First up, many thanks for your continued contribution to our first-year anniversary survey. The entire diaTribe staff is working tirelessly to analyze the data for guidance on how to improve our publication. If you're around, come check out the diaTribe stand at the ADA Expo on February 2, in Santa Clara, CA. We have new diaTribe t-shirts ("Actually, I CAN eat that!"), and you can register for a raffle for a free one! If you haven't yet taken the survey, check it out.
Looking forward in 2008, we're hopeful about the outcome of the Juvenile Diabetes Research Foundation (JDRF) continuous glucose monitoring (CGM) trial. As you may know from reading last issue's Logbook, getting reimbursed for CGM devices and supplies can be almost a fulltime job. This trial will show - conclusively, we hope - the true value of CGM and its potential to shield a substantial number of diabetic patients from complications. On that front, the Medtronic STAR 3 trial is working toward a similar goal, and we hope that the yearlong data from both of these trials will help the reimbursement effort and possibly shift more attention to the importance of glycemic variability.
Here at diaTribe, we are also very excited about new ways in which researchers and scientists are thinking about diabetes therapy. Mark Yarchoan, our go-to writer on all things scientific, writes a comprehensive Learning Curve in this issue on a number of the most promising new targets that scientists are investigating. Many of these products are in the final stages of clinical trials before FDA submission and evaluation this year. If approved, they could be on the market in one to two years. But approval will not be easy, given what we have interpreted as the tightening of the FDA regulatory belt - it is harder to get a drug approved today than it was just a few years ago. But we won't complain. From a patient perspective, it is comforting to know that there are more treatments on the horizon and that we have really good people toiling in labs on behalf of patients everywhere.

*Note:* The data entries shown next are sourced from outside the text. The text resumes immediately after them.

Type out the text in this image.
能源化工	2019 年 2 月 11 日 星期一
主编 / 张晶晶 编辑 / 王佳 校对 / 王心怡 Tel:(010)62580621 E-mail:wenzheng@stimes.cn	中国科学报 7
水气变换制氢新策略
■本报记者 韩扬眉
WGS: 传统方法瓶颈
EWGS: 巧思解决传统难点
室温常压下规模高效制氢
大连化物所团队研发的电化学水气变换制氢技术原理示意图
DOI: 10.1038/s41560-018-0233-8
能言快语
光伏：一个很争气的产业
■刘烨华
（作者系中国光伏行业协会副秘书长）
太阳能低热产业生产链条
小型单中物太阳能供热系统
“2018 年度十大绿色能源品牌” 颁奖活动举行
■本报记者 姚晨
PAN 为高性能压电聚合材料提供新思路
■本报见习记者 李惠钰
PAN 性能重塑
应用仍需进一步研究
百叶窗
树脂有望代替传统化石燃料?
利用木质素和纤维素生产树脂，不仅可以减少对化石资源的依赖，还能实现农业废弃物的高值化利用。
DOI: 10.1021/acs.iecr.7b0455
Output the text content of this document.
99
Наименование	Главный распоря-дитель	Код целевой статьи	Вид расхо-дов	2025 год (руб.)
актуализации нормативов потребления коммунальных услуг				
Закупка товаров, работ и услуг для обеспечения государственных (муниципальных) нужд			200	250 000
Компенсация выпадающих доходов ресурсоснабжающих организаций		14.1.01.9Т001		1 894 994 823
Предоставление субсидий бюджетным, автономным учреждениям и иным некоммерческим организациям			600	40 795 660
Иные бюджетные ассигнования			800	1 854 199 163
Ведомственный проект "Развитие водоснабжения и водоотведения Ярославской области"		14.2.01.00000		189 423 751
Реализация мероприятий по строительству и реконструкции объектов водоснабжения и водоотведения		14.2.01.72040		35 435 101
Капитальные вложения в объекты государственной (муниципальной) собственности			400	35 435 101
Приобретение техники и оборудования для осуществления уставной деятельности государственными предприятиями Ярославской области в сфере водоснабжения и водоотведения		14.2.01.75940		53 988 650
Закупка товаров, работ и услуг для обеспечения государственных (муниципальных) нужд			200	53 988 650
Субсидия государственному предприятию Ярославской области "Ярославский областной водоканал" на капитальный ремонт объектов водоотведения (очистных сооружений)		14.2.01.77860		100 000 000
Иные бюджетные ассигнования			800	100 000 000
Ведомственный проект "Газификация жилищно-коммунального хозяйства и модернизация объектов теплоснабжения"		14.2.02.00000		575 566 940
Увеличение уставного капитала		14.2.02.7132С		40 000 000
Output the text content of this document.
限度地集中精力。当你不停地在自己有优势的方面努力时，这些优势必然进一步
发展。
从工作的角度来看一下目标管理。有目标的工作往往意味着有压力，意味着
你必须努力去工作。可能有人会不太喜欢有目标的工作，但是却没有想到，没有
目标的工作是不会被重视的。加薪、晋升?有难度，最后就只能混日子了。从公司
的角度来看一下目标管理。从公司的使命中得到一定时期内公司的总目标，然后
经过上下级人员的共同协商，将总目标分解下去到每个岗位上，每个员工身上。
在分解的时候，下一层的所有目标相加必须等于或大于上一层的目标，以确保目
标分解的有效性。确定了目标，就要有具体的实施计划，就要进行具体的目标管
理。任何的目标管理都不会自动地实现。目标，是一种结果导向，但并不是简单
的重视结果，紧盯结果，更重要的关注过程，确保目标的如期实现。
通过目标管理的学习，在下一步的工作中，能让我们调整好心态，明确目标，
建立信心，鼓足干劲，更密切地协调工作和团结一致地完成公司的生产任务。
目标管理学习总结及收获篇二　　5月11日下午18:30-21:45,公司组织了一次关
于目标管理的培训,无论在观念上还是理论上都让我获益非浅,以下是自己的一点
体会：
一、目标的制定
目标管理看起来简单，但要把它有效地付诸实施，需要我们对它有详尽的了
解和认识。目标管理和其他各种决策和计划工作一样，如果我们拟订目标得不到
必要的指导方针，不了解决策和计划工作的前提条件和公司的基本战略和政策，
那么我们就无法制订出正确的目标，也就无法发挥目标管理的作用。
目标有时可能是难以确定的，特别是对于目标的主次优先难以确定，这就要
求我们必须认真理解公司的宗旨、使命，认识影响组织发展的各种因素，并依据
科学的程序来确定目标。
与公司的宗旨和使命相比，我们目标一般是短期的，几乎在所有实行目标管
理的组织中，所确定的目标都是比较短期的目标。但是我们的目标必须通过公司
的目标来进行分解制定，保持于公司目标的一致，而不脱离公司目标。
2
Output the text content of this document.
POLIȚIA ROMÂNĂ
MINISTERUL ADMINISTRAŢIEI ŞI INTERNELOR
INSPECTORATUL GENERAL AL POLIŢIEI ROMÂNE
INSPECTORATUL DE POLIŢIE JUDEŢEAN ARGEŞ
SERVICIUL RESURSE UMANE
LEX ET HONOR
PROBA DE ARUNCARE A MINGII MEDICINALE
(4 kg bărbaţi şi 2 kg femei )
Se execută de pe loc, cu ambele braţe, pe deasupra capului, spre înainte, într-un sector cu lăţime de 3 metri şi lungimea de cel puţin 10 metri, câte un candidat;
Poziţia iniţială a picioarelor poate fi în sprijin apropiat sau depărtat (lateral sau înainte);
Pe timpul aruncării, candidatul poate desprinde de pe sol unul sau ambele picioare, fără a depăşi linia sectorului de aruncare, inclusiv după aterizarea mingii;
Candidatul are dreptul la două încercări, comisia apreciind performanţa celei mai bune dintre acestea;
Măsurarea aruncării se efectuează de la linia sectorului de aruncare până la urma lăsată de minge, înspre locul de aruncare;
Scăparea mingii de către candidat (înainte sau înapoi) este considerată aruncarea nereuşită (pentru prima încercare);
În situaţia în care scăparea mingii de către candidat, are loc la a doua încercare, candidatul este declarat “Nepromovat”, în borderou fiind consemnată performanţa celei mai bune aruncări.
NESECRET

Switching gears, we were delighted to see data that glycemic control is improving in the U.S. I opened up the January 2008 Diabetes Care journal and read the article by Thomas Hoegur, PhD, and colleagues, which suggested that the percentage of U.S. adults with A1cs under 7% has increased from a dismal 34% in 1999-2000 to a much-improved 56% in 2003-2004.
We believe the reasons for this trend are increased blood glucose monitoring (and "connecting the dots"), improved technology and simpler, more convenient therapies - take the new SymlinPen injection for example, which we write about in this month's Test Drive. With new drugs around the corner, we think the trend for improved control will likely continue.
All in all, we are optimistic for 2008, and we hope this issue gets you as pumped as we are, so to speak.